SARS-CoV-2: Severe acute respiratory syndrome coronavirus 2; COVID-19: Coronavirus disease 2019; NICU: Neonatal Intensive Care Unit.

Table 3 Main findings of the studies on the association between infant gut microbiota and coronavirus disease 2019

Ref.	Study design and methods	Population (n)	Main findings
Romano-Keeler et al[44]	Observational cohort study	Twenty-one COVID-19 positive mothers delivering between March and August 2020 with a mean age of 26 (17-42) yr	Delayed cord clamping and skin-to-skin avoided; infants admitted to the NICU with maternal breast milk restricted.
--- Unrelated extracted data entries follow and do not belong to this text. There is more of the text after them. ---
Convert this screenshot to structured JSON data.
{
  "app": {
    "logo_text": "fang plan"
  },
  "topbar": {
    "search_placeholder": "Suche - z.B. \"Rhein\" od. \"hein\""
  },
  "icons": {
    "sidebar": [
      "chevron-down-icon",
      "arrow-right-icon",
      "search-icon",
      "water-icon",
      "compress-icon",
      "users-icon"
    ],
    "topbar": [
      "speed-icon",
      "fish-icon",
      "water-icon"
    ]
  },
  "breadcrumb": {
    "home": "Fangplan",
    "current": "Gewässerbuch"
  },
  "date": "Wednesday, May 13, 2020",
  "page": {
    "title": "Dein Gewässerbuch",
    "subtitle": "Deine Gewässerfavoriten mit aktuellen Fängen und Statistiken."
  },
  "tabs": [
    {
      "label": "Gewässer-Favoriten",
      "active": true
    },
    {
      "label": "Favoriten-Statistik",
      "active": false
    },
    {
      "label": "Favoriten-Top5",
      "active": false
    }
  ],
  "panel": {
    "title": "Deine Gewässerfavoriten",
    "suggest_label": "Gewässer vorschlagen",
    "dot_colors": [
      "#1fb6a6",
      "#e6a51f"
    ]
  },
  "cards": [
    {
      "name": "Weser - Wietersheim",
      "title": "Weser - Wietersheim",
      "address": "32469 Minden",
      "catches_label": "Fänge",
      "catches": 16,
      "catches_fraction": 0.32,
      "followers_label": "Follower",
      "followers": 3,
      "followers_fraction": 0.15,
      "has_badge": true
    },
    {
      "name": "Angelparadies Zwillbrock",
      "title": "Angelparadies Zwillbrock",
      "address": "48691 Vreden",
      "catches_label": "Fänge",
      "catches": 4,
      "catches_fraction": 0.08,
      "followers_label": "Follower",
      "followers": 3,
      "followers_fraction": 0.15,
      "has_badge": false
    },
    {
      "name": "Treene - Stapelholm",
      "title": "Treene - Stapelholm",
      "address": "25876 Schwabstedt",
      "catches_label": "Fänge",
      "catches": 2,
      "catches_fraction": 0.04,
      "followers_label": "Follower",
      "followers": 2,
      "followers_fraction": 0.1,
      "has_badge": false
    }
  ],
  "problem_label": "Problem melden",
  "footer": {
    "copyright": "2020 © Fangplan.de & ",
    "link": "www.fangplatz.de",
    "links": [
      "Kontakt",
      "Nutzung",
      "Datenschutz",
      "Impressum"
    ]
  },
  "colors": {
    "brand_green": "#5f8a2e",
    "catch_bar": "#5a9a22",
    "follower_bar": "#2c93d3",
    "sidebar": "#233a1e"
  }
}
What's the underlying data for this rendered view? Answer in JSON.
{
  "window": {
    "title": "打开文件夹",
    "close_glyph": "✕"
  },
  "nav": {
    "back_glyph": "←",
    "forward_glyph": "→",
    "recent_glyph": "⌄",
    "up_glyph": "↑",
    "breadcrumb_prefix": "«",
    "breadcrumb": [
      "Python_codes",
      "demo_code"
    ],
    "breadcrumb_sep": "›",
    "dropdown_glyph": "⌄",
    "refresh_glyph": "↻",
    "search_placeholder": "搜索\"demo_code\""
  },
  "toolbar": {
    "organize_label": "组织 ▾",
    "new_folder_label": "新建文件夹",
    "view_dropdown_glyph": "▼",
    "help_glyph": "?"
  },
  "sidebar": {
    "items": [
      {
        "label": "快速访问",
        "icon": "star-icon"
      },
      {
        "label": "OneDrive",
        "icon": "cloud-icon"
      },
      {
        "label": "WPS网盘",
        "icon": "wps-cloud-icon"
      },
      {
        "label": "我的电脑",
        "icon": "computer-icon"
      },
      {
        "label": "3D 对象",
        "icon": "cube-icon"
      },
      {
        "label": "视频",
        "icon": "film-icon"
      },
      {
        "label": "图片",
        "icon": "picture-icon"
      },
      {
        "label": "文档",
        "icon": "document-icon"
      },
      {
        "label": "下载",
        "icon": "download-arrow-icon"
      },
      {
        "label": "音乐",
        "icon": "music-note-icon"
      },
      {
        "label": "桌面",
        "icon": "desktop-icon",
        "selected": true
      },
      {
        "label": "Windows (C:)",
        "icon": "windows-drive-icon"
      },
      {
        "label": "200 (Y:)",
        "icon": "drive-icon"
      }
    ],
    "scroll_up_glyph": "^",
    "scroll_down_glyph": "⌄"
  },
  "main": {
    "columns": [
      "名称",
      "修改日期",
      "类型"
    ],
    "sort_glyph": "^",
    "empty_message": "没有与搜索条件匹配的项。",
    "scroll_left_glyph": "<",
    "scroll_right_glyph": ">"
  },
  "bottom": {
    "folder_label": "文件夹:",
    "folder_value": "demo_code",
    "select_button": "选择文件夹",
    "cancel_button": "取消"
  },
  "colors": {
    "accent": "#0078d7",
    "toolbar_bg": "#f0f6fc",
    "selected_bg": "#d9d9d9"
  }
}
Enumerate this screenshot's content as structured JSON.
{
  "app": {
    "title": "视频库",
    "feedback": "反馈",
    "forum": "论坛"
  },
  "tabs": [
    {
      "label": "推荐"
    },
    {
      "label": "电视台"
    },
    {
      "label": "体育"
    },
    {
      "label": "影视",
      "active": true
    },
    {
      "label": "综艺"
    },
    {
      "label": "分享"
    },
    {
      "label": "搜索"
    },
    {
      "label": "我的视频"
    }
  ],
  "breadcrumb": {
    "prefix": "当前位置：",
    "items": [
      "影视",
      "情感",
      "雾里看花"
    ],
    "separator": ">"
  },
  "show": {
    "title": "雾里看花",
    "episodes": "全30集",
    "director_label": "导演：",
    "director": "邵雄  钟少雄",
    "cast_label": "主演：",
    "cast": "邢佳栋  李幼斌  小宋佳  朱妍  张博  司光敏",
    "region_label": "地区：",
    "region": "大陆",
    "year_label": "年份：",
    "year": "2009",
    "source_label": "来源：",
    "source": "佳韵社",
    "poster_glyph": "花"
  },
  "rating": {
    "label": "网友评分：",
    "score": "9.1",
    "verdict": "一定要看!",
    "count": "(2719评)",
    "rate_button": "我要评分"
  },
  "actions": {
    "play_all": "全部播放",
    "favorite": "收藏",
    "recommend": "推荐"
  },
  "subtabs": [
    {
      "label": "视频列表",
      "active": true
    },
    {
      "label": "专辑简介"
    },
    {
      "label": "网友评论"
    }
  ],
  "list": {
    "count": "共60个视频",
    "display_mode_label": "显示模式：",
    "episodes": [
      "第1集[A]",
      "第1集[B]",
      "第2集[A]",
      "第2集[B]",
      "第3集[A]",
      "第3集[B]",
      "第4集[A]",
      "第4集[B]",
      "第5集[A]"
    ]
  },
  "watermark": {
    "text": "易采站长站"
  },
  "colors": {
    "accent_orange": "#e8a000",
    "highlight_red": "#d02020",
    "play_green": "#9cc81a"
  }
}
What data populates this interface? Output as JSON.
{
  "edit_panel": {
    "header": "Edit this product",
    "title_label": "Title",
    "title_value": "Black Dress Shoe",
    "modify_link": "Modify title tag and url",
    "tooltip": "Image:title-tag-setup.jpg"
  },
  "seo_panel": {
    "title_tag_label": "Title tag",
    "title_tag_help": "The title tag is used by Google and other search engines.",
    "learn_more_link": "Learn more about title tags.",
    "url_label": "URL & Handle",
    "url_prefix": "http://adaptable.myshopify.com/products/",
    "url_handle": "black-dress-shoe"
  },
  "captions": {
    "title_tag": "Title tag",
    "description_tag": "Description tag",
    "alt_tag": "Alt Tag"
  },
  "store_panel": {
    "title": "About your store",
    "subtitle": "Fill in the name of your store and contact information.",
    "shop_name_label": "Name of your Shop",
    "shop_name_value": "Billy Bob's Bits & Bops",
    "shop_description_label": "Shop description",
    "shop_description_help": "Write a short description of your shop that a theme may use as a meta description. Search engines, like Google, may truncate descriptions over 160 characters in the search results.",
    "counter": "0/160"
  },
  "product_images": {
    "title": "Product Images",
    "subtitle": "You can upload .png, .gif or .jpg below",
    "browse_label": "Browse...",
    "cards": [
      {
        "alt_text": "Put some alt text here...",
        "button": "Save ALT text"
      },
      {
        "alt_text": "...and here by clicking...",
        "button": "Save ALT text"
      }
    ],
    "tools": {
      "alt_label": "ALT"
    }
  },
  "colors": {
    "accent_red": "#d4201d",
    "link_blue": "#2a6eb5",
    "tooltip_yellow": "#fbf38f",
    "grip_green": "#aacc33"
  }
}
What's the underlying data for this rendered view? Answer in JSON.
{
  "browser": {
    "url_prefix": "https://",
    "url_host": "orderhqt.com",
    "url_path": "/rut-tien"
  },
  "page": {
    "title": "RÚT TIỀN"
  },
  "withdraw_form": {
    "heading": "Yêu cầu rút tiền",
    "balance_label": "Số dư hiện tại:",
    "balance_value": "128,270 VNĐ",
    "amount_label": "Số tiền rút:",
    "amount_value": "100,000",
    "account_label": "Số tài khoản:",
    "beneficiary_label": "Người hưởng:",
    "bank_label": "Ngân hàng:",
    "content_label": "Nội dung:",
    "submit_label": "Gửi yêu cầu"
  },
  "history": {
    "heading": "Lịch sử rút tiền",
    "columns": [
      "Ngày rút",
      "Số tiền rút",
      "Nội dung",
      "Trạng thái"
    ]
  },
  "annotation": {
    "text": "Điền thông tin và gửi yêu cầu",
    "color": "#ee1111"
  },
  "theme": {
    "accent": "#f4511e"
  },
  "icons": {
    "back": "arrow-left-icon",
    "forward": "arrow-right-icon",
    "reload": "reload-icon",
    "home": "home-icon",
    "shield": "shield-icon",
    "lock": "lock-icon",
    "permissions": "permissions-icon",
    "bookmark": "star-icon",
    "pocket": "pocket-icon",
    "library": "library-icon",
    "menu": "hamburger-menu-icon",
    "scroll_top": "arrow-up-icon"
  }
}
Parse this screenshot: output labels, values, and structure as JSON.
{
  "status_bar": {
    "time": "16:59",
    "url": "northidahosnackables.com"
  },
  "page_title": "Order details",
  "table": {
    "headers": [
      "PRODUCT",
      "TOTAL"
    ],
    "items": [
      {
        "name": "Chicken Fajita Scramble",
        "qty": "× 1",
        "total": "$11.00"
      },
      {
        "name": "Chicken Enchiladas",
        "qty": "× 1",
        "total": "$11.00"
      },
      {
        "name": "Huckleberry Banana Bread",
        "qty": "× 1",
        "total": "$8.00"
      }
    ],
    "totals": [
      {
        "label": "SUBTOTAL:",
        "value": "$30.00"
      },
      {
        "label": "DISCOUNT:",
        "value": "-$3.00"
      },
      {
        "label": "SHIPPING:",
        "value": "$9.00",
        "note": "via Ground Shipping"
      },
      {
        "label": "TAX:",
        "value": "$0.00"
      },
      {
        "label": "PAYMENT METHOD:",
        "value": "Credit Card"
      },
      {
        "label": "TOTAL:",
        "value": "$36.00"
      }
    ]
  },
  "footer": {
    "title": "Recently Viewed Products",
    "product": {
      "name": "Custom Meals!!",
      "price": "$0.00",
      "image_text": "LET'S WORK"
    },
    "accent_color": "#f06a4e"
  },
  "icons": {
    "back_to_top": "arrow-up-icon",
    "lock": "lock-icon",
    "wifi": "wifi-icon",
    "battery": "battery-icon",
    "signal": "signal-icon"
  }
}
Discharge arranged with COVID-19 negative family members. All infants COVID-19 negative at 24 and 48 h. Changes in perinatal care might negatively affect gut microbiome pattern early in life
Salvatori et al[57]	Case report	Two maternal–infant dyads with a positive nasopharyngeal swab for SARS-CoV-2 both in the mother and in the child	SARS-CoV-2 was not detected by RT-PCR in breast milk samples of both mothers
Gómez-Torres et al[68]	Prospective case-control study	(1) 37 women with full-term pregnancies and mild SARS-CoV-2 infection; and (2) 63 healthy controls	No difference nor in Alpha-neither in Beta-diversity between breast milk samples collected from the two groups; Staphylococcus and Streptococcus were the most abundant genera and the only ones detected in all the samples. Disease state (symptomatic or asymptomatic infection) did not affect the metataxonomic profile

SARS-CoV-2: Severe acute respiratory syndrome coronavirus 2; COVID-19: Coronavirus disease 2019; NICU: Neonatal Intensive Care Unit; MS: Multiple sclerosis; MIS-C: Multisystem inflammatory syndrome in children.